When I woke up, more than 7,000 of the more than 8,000 sub-sections of the "American Post Bar" Reddit had disappeared.
A few months ago, Reddit suddenly started charging for API access, and the price was ridiculously high. The result was that it directly killed third-party clients.
Reddit netizens went crazy, and sub-area administrators also rose up in protest, temporarily or permanently closing the sub-area starting yesterday.
Moreover, as time went by, the wave of protests not only did not subside, but grew stronger.
Since 2008, the Reddit API has been open to third parties for free.
However, this year, Reddit suddenly made up its mind - our precious and high-quality data can no longer be used for nothing!
The reason behind this is actually related to AIGC.
The popularity of ChatGPT has caused major manufacturers to start training large models in full swing. Where does the high-quality data for training come from? Of course I grabbed it from the Internet.
In the past, Reddit data was used by OpenAI and Google for free to train large language models.
While some of this data is collected in an unstructured way, Reddit’s API makes it easy for these companies to find and organize the data directly.

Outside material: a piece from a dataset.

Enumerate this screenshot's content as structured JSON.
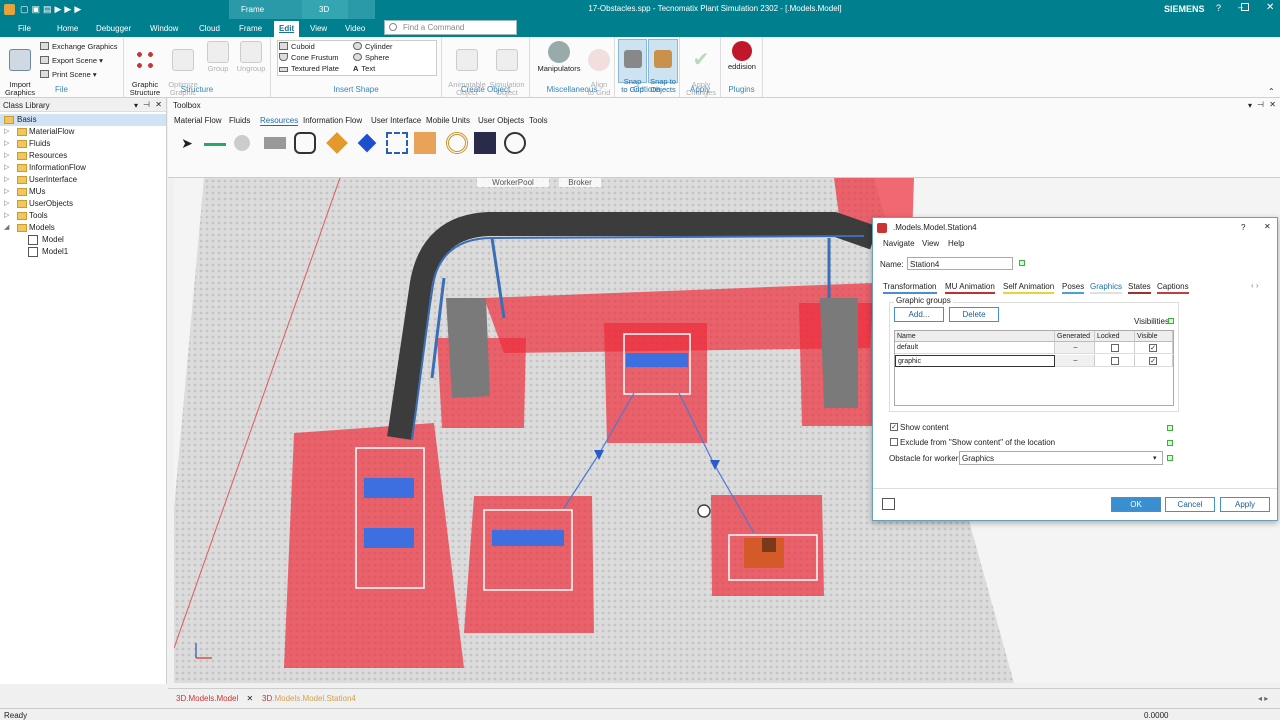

This year, probably because they saw Musk introducing a charging model for the Twitter API, Reddit was also greedy and imitated it, and began to hold on to its own high-quality data. Price starts from the ground up.
Twitter restricted all third-party clients and applications in January, stipulating that developers cannot use Twitter’s API to create Twitter-like products.
Reddit CEO Steve Huffman said in an interview in April that Reddit’s data corpus is “really valuable” and that he doesn’t want the world’s big tech companies to lose a penny. You can easily obtain this huge value of data without spending any money.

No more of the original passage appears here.